Water and Power Minister Syed Naveed Qamar addresses at Pakistan Energy Conference 2011.—Online

ISLAMABAD: Projecting the annual energy import bill to increase to a whopping $50 billion by 2026 from $12 billion now, energy sector companies asked the government on Tuesday to substantially raise domestic energy prices and sell natural gas and electricity to all consumers at a uniform rate by removing slab benefits being given to domestic consumers.

As the companies criticised the government’s energy policies, Water and Power Minister Syed Naveed Qamar told journalists that his ministry was proposing an integrated energy conservation plan, including two weekly holidays which would be enforced after consultation with provincial political leaders.

He said the plan helped to save 300MW of electricity last year, and if enforced more proactively it could result in higher savings.

He said at the conference that the government would launch this fiscal year international bonds and adjust its dividends from public sector companies against their receivables to significantly resolve the chronic circular debt issue.

He promised to push through the recommendations made by the conference for resolving energy sector problems, although many of them might be difficult to implement by a government in the fourth year of its tenure.

Mr Qamar said the government did not have a magic wand to overcome electricity shortfalls and adding that additions made to the capacity in two years absorbed only the economic growth rate because loadshedding remained where it was two years ago.

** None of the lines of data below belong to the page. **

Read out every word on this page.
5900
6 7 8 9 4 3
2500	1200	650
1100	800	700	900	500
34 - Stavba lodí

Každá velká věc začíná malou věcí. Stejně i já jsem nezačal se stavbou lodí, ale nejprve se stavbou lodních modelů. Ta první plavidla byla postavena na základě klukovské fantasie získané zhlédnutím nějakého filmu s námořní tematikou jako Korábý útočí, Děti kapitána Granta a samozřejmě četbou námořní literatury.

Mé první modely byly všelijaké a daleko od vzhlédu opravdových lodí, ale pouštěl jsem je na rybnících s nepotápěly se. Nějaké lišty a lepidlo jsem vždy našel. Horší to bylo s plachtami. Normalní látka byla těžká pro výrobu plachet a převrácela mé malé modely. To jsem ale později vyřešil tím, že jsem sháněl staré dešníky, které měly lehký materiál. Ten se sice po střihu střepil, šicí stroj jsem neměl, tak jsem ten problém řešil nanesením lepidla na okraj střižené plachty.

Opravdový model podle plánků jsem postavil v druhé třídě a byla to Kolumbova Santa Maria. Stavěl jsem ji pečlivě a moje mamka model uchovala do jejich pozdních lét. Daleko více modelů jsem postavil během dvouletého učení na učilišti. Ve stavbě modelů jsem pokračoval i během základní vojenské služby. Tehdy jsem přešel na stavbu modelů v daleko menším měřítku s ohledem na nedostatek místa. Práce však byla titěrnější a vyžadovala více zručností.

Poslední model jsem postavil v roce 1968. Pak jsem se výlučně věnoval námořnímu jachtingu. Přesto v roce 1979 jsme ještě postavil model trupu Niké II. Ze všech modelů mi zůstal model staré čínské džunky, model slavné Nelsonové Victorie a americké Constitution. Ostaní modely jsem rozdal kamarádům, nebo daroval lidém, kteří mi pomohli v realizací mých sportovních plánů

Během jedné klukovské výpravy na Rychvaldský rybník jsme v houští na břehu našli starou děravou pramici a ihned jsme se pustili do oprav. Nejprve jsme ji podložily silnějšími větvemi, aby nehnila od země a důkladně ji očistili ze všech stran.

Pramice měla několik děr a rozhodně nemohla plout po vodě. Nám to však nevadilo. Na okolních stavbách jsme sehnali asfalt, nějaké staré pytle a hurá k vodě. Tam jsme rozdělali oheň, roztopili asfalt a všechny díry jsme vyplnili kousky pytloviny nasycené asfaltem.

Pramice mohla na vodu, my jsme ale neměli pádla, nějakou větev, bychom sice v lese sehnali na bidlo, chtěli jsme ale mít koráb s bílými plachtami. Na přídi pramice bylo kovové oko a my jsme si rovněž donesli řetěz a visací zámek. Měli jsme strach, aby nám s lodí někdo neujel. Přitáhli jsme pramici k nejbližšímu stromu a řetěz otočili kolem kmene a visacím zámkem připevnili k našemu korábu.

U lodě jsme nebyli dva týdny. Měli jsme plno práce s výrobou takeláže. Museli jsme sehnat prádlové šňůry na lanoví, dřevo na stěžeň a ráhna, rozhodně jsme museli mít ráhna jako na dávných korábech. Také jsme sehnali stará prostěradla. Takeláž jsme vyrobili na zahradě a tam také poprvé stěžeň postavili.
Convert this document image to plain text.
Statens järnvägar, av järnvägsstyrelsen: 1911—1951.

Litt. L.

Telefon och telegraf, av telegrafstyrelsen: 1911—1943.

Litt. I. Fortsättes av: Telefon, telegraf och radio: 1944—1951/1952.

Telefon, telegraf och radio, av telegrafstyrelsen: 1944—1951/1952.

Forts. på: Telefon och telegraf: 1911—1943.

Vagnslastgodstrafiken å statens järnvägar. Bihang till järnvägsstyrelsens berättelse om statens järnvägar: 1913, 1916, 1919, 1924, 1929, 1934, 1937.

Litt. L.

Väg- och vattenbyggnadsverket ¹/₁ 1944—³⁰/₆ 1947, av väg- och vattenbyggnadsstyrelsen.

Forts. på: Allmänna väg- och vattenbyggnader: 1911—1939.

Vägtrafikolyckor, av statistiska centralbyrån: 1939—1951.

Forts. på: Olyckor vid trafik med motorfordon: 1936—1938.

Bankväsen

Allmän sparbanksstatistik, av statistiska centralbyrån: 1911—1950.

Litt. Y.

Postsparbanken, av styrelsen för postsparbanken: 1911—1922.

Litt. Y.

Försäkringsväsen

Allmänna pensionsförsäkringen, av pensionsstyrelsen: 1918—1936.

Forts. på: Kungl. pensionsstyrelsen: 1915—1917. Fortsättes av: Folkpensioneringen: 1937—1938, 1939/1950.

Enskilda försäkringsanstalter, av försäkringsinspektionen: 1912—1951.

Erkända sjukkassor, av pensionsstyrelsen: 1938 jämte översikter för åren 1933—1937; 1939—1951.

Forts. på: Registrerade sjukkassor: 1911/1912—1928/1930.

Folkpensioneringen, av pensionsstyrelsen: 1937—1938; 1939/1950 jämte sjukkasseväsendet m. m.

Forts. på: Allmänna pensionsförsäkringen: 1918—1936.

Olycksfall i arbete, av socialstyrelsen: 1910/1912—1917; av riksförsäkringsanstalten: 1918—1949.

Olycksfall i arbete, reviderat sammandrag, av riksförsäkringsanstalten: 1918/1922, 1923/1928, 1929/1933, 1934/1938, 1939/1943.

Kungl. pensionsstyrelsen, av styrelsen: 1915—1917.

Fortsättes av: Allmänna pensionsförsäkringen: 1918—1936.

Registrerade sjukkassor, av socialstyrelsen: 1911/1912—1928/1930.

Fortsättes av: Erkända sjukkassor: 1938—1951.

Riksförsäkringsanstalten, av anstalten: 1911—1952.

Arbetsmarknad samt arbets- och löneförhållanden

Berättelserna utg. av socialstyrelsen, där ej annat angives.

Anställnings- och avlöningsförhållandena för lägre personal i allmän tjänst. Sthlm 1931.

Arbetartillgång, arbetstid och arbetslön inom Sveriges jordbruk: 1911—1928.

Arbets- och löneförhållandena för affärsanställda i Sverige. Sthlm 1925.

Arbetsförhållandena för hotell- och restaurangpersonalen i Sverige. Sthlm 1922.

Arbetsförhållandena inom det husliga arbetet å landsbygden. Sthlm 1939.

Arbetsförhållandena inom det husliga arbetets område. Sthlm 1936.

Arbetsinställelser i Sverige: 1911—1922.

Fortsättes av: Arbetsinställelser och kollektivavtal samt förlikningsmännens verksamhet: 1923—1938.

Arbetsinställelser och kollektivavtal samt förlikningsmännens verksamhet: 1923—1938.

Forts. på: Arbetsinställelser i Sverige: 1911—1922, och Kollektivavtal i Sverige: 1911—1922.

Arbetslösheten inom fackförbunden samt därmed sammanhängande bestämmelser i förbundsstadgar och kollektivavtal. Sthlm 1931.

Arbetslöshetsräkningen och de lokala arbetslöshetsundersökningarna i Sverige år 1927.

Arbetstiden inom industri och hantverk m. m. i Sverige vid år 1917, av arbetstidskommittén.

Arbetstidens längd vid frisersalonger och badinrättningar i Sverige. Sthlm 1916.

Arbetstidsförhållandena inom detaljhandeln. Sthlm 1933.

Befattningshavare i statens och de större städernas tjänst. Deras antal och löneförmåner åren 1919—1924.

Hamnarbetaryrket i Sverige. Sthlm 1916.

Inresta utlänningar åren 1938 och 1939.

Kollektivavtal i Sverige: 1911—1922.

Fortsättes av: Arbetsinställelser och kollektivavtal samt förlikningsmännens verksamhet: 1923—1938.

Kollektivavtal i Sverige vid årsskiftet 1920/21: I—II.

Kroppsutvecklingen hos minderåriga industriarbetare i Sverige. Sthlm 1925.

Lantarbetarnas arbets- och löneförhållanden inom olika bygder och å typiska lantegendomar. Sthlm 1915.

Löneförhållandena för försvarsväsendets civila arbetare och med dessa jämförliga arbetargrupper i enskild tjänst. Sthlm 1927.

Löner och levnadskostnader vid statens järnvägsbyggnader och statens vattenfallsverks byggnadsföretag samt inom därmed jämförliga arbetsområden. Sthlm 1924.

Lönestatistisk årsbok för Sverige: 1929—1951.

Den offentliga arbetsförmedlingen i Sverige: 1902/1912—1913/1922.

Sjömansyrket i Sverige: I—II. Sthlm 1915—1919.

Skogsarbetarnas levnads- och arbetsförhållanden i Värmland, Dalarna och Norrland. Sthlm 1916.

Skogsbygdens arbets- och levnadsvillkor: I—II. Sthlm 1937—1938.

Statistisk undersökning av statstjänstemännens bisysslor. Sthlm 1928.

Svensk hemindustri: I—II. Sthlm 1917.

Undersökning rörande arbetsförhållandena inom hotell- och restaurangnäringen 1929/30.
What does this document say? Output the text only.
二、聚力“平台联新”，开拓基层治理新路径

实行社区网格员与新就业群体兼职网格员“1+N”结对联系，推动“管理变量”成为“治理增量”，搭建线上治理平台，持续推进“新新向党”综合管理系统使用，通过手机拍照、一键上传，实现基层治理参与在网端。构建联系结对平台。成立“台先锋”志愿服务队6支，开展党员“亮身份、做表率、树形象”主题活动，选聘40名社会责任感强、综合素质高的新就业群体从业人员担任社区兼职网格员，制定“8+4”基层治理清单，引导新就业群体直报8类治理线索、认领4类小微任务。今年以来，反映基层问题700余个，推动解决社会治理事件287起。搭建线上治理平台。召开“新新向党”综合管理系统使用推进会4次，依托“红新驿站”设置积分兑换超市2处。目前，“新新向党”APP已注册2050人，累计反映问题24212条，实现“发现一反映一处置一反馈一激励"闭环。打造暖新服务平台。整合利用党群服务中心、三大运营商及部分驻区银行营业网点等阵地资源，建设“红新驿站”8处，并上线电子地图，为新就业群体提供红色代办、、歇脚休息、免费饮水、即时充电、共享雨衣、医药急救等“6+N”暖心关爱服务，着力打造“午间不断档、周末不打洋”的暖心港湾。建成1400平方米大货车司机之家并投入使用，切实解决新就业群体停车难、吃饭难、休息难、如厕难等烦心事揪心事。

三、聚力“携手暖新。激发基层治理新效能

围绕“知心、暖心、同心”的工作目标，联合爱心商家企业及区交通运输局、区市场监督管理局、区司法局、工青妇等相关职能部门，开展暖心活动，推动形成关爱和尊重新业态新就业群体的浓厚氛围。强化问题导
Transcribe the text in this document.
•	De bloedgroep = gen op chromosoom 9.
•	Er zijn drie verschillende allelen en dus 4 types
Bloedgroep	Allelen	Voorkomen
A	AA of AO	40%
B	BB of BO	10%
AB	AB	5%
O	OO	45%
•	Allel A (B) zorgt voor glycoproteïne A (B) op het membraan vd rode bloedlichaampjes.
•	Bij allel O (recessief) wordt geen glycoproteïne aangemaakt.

The three-day conference organised by energy sector companies accused the government of using the state-controlled gas sector for political leverage, resulting in over-commitment of gas supply which led to shortage and increased gas theft to alarming proportions.

The conference recommended that theft of gas and electricity be declared as non-bailable offence liable to severe penalty.

“If the current policies persist, Pakistan’s natural gas supply is expected to decline from four billion cubic feet per day (BCFD) in 2010-11 to less than one BCFD by 2025-26.

This will lead to a growing gas/energy shortfall reaching eight BCFD by 2025-26 and will depress Pakistan’s average GDP growth rate over these years,” said the Petroleum Institute of Pakistan which had organised the event.

The conference said it was unlikely that Pakistan would be able to substantially develop other indigenous energy sources (hydropower and coal) under current policies and the energy import requirements of the country would grow from the current 30 per cent to over 75 per cent of the energy mix by 2025-26 costing over $50 billion per annum in foreign exchange.

It said the government-controlled power sector—one of the largest consumers of primary energy—was facing growing problems because of ‘an unrealistic power tariff, high inefficiencies, low payment recovery and the government’s inability to manage its subsidy mechanism, leading to a serious circular debt issue which was becoming a barrier to future energy sector investments.

It said that gas prices in the country were significantly lower than those of alternative fuels and called for making the prices compatible with replacement fuels like LPG, furnace oil and LNG and pipeline imports through an ‘enhanced gas surcharge’ and all pricing slabs—generally providing gas at cheaper rates to household consumers—be abolished and a single price introduced for all volumes.

The participants said that gas price incentives for exploration and development companies were not attractive enough to get new investments while security issues and uncertainty in exploration policies were also barriers to fresh investments.

They called for progressive deregulation of the exploration and development sector to allow companies to sell their new discoveries at the market-based price directly to consumers through an open transmission system.

They called for allowing the private sector to set up LNG terminals with government guarantees for capacity utilisation and develop more ports for LNG handling.

For the power sector, they urged the government to disband the single national tariff and allow distribution companies to recover true power costs in different parts of the country.

“The power tariff for each distribution company be deregulated, with no pricing slabs and no government subsidy,” they said, adding that the power sector had become heavily politicised, with the government unable to improve its performance.

“Consumers, both government and private, are able to resort to power theft and non-payment without fear of repercussions.”

They said that thermal power generation based on oil, gas and coal be given to the private sector and public sector plants be privatised. The public sector, they said, should focus on development of hydropower resources.

They said the conflicting roles of petroleum and power ministries were contributing to the crisis and hence both ministries should be merged into an energy ministry and their regulatory bodies merged into a single authority.